If he's not the Wildcats' best player, then I'm not sure who is. He excels at everything.

The starting point guard spot is still up for grabs

Kadeem Allen got the start, but I wonder just how cemented in the starting lineup he is. Neither he nor Parker Jackson-Cartwright looked great offensively -- frankly, both struggled to create for others and neither had an easy time scoring -- but both made an impact on defense. Jackson-Cartwright had three steals, and while Kadeem Allen didn't record any, he was a pest all game and really knows how to use his length to contest shots, disrupt ball handlers, and get in the way of passes. Still, it's understandably hard to say who the better player is right now.

Who knows, maybe Justin Simon, who didn't play until the second half, could take the starting job. Simon's point guard skills at his size can make him a serious mismatch to defend. He's not much of a shooter, but I liked his willingness to drive to the rim. On the other end, he's capable of guarding multiple positions. He's definitely an interesting option.

The team's rebounding could be an issue

I don't think you need me to tell you that Rondae Hollis-Jefferson, T.J. McConnell, and Stanley Johnson did a lot of great things on the court for Arizona. Rondae was a lockdown defender, McConnell was a heady point guard, and Stanley did, well, everything. They were a great backcourt for the Wildcats, but what may have been overlooked is the impact that those three had on the glass. Rondae and Stanley were second and third respectively on the team in rebound percentage last season, while McConnell grabbed nearly four boards per game. It gave the Wildcats an entire starting lineup with a nose for rebounding.

I'm not sure the same can be said about this year's team. Sure, Ryan Anderson, Kaleb Tarczewski, and Dusan Ristic will grab their fair share of rebounds, but they'll need others to help them out. Against Chico State, the Wildcats allowed 13 offensive rebounds, and only out-rebounded the other Wildcats 39-32, even though Chico State shot just 35% from the field.

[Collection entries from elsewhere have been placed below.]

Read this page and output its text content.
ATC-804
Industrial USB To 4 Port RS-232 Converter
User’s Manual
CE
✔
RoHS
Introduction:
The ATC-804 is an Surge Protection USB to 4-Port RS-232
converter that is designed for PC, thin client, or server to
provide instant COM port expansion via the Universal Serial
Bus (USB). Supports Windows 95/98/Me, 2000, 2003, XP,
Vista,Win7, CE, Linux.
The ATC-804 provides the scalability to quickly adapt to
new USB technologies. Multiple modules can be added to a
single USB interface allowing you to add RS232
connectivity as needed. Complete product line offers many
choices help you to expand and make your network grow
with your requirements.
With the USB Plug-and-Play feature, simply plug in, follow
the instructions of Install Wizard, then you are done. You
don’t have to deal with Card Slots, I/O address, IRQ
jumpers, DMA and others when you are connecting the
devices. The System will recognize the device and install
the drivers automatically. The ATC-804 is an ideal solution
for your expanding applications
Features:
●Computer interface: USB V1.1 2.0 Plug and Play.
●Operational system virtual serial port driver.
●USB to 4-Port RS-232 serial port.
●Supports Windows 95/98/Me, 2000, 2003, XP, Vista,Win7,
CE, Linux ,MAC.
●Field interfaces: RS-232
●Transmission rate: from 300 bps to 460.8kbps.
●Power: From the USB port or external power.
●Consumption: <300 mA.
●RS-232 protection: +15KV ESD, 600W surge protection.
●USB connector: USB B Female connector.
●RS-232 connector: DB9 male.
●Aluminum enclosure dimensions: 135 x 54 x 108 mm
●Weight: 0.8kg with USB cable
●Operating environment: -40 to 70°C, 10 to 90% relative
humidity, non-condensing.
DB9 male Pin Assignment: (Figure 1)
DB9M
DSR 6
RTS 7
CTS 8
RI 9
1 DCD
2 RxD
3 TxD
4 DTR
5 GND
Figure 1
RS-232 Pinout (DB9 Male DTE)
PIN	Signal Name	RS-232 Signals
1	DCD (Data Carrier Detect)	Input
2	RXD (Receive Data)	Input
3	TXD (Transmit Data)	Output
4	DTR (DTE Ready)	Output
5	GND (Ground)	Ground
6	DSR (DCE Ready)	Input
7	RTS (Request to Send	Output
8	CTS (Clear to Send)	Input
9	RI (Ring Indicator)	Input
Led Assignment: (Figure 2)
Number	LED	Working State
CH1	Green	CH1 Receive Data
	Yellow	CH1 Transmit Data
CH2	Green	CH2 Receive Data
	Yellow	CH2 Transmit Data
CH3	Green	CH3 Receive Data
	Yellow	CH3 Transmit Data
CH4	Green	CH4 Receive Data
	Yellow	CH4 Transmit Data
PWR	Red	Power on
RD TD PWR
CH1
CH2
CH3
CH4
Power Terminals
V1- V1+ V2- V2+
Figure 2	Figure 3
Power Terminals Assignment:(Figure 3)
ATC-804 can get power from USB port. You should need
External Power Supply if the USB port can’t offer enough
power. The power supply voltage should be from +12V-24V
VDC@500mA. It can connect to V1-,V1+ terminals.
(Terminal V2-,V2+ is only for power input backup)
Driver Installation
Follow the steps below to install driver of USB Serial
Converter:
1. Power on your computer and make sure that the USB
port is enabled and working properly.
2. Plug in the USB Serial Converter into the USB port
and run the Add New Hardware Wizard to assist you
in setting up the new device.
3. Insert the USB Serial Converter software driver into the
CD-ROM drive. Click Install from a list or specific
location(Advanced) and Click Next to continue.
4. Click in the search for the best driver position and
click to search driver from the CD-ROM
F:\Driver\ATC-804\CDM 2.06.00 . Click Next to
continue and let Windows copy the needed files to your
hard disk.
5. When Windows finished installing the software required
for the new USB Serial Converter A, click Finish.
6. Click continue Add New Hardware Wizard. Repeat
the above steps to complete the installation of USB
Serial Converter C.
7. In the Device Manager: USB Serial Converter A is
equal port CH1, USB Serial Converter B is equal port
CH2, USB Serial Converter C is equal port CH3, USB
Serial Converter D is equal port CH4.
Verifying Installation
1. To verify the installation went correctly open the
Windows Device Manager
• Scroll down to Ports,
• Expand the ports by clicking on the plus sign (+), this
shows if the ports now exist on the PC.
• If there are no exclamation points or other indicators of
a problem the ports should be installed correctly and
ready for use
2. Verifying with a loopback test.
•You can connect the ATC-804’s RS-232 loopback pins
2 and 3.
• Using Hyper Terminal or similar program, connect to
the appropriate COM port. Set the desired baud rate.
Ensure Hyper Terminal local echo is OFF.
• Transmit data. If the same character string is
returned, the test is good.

With Ray Smith sidelined for the year, the guy that most peg to have an impact on the glass is Mark Tollefsen. Tollefsen grabbed eight rebounds in the Red-Blue game, but only had one against Chico State. Which type of performance can we expect more often? He averaged about five rebounds per game at San Francisco, so he'll likely be somewhere in the middle.

Maybe Elliott Pitts and Gabe York can step up? Both were dead last in rebounding percentage among Arizona's rotation players last season, so I wouldn't expect it.

Then when you look at the point guards, Jackson-Cartwright will always be a limited rebounder, but the same can't be said about Allen and Simon. Allen is 6'3" with nearly a 6'10" wingspan along with some impressive athleticism so the tools are there. Same for Simon, who is 6'5". It's yet another reason why I could see his minutes gradually increasing as the season wears on.

Nonetheless, it's probably too early to be that worried about the team's rebounding. With the front court the way that it is, Arizona will never be a bad rebounding team. In fact, they'll likely be above average at worst. That said, the backcourt may ultimately prevent them from being a team that flat out dominates the glass as they've been in recent years. And since the team's defense is expected to take a step back this season, it might be as important as ever to control the boards.